その声を聴いて僕はとても胸が痛かったのだが、何故か涙は出ないでいた。
虐められた時、好きな子に振られた時、
そして、あの鉄男くんを助けられなかった時は、あんなに沢山涙が溢れ出たのに・・・。
「ごめんなさいね、本当はあなたにお礼をしなくてはいけないのにね・・・」
「え?」
僕は驚いた。
だって、彼を殺した張本人は、この僕なのだから。
実際、僕は綾子お母さんに元気くんの仇(かたき)を受けてもいいと覚悟して来た。
だがしかし、綾子お母さんから出た言葉は、謝罪の言葉であった。
まさかそんな言葉を彼女から言われるなんて・・・。
本当は僕はここに来ることを止めようかとも思っていたのだ。
それは勿論僕が彼を殺してしまった為。
人によっては、「あれは事故だったんだよ」と、軽く流す人もいるかもしれないが・・・。
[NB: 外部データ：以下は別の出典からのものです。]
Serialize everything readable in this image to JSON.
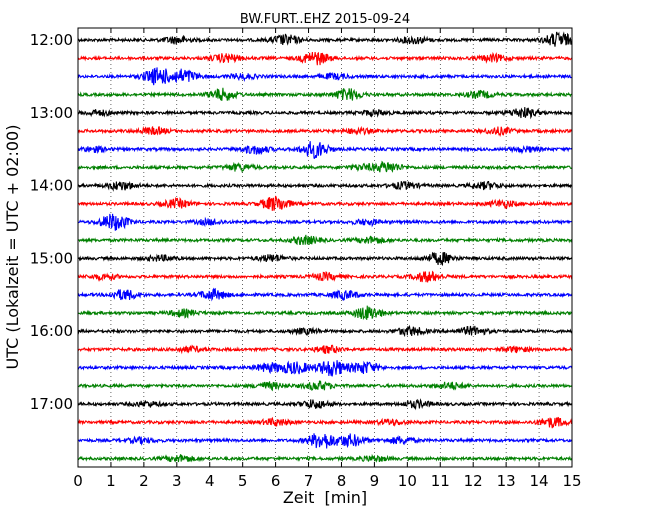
{
  "chart_data": {
    "type": "line",
    "title": "BW.FURT..EHZ 2015-09-24",
    "xlabel": "Zeit  [min]",
    "ylabel": "UTC (Lokalzeit = UTC + 02:00)",
    "xlim": [
      0,
      15
    ],
    "x_ticks": [
      "0",
      "1",
      "2",
      "3",
      "4",
      "5",
      "6",
      "7",
      "8",
      "9",
      "10",
      "11",
      "12",
      "13",
      "14",
      "15"
    ],
    "y_ticks": [
      "12:00",
      "13:00",
      "14:00",
      "15:00",
      "16:00",
      "17:00"
    ],
    "grid": "vertical dotted",
    "trace_interval_min": 15,
    "color_cycle": [
      "#000000",
      "#ff0000",
      "#0000ff",
      "#008000"
    ],
    "series": [
      {
        "start": "12:00",
        "color": "#000000",
        "bursts": [
          [
            6.3,
            0.6
          ],
          [
            14.6,
            0.9
          ],
          [
            3.0,
            0.4
          ],
          [
            10.2,
            0.4
          ]
        ]
      },
      {
        "start": "12:15",
        "color": "#ff0000",
        "bursts": [
          [
            7.2,
            0.8
          ],
          [
            4.5,
            0.5
          ],
          [
            12.6,
            0.4
          ]
        ]
      },
      {
        "start": "12:30",
        "color": "#0000ff",
        "bursts": [
          [
            2.4,
            1.0
          ],
          [
            3.2,
            0.8
          ],
          [
            5.0,
            0.3
          ],
          [
            7.8,
            0.3
          ]
        ]
      },
      {
        "start": "12:45",
        "color": "#008000",
        "bursts": [
          [
            4.4,
            0.7
          ],
          [
            8.2,
            0.7
          ],
          [
            12.2,
            0.4
          ]
        ]
      },
      {
        "start": "13:00",
        "color": "#000000",
        "bursts": [
          [
            13.5,
            0.6
          ],
          [
            0.6,
            0.3
          ],
          [
            9.0,
            0.3
          ]
        ]
      },
      {
        "start": "13:15",
        "color": "#ff0000",
        "bursts": [
          [
            2.3,
            0.4
          ],
          [
            12.8,
            0.4
          ],
          [
            8.5,
            0.3
          ]
        ]
      },
      {
        "start": "13:30",
        "color": "#0000ff",
        "bursts": [
          [
            7.2,
            1.0
          ],
          [
            5.4,
            0.5
          ],
          [
            0.5,
            0.3
          ],
          [
            13.6,
            0.3
          ]
        ]
      },
      {
        "start": "13:45",
        "color": "#008000",
        "bursts": [
          [
            9.4,
            0.6
          ],
          [
            4.9,
            0.4
          ],
          [
            8.6,
            0.3
          ]
        ]
      },
      {
        "start": "14:00",
        "color": "#000000",
        "bursts": [
          [
            1.3,
            0.5
          ],
          [
            9.9,
            0.4
          ],
          [
            12.4,
            0.4
          ]
        ]
      },
      {
        "start": "14:15",
        "color": "#ff0000",
        "bursts": [
          [
            6.0,
            0.9
          ],
          [
            3.0,
            0.5
          ],
          [
            12.9,
            0.4
          ]
        ]
      },
      {
        "start": "14:30",
        "color": "#0000ff",
        "bursts": [
          [
            1.1,
            1.0
          ],
          [
            4.0,
            0.3
          ],
          [
            8.8,
            0.3
          ]
        ]
      },
      {
        "start": "14:45",
        "color": "#008000",
        "bursts": [
          [
            6.9,
            0.5
          ],
          [
            8.9,
            0.4
          ]
        ]
      },
      {
        "start": "15:00",
        "color": "#000000",
        "bursts": [
          [
            11.0,
            0.7
          ],
          [
            5.9,
            0.4
          ],
          [
            2.5,
            0.3
          ]
        ]
      },
      {
        "start": "15:15",
        "color": "#ff0000",
        "bursts": [
          [
            10.6,
            0.6
          ],
          [
            0.8,
            0.3
          ],
          [
            7.5,
            0.4
          ]
        ]
      },
      {
        "start": "15:30",
        "color": "#0000ff",
        "bursts": [
          [
            1.4,
            0.6
          ],
          [
            4.1,
            0.6
          ],
          [
            8.1,
            0.5
          ]
        ]
      },
      {
        "start": "15:45",
        "color": "#008000",
        "bursts": [
          [
            8.8,
            0.8
          ],
          [
            3.2,
            0.4
          ]
        ]
      },
      {
        "start": "16:00",
        "color": "#000000",
        "bursts": [
          [
            10.1,
            0.5
          ],
          [
            12.0,
            0.5
          ],
          [
            6.9,
            0.3
          ]
        ]
      },
      {
        "start": "16:15",
        "color": "#ff0000",
        "bursts": [
          [
            7.6,
            0.4
          ],
          [
            3.4,
            0.3
          ],
          [
            13.3,
            0.3
          ]
        ]
      },
      {
        "start": "16:30",
        "color": "#0000ff",
        "bursts": [
          [
            7.7,
            1.0
          ],
          [
            6.6,
            0.7
          ],
          [
            8.7,
            0.7
          ],
          [
            5.8,
            0.5
          ]
        ]
      },
      {
        "start": "16:45",
        "color": "#008000",
        "bursts": [
          [
            7.3,
            0.5
          ],
          [
            5.8,
            0.4
          ],
          [
            11.3,
            0.4
          ]
        ]
      },
      {
        "start": "17:00",
        "color": "#000000",
        "bursts": [
          [
            7.2,
            0.5
          ],
          [
            10.3,
            0.4
          ],
          [
            2.1,
            0.3
          ]
        ]
      },
      {
        "start": "17:15",
        "color": "#ff0000",
        "bursts": [
          [
            14.4,
            0.6
          ],
          [
            6.0,
            0.4
          ],
          [
            9.5,
            0.3
          ]
        ]
      },
      {
        "start": "17:30",
        "color": "#0000ff",
        "bursts": [
          [
            7.4,
            1.0
          ],
          [
            8.3,
            0.7
          ],
          [
            9.8,
            0.4
          ],
          [
            1.9,
            0.3
          ]
        ]
      },
      {
        "start": "17:45",
        "color": "#008000",
        "bursts": [
          [
            3.1,
            0.4
          ],
          [
            9.0,
            0.3
          ]
        ]
      }
    ]
  }
}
しかし、僕は冷たくなった彼の下を訪れないと「人間」としていられないと思い、
それから逃げてしまえば、僕は一生あの病室から出られなことを知っていたのだ。
つまり、僕は「自分の身を案じるがためにここにやって来た」のであって、
綾子お母さんから謝罪の言葉を受けることは、
その言葉に反する想いを受けるより辛いことなのだ。
まさかそこまで計算して言っているとは思いたくないけど・・・。
「あ、い、いや、謝らないで下さい!! 僕は・・・、僕は・・・、元気くんを・・・」
僕は喉から中々出ない言葉を無理やりに吐き出させる様に胸を掴む。
「彼を・・・、殺したのですよ?!」
言ってしまった。 事実なのだが、中々自分で言い切れなかったその真実を・・・。
その辛い真実を聞いた綾子お母さんは、一瞬、全身がビクつかせたが、
僕より早く現実を受け止めていたせいか、僕程動揺している様子ではなかった。
「だから!! だから!! 僕はあなたに謝られるなんて・・・」
ここまできても、未だに涙が出なかった僕。
そんな僕に、涙を枯して赤くなった瞳で見る綾子お母さん。
「そんな事はないわ。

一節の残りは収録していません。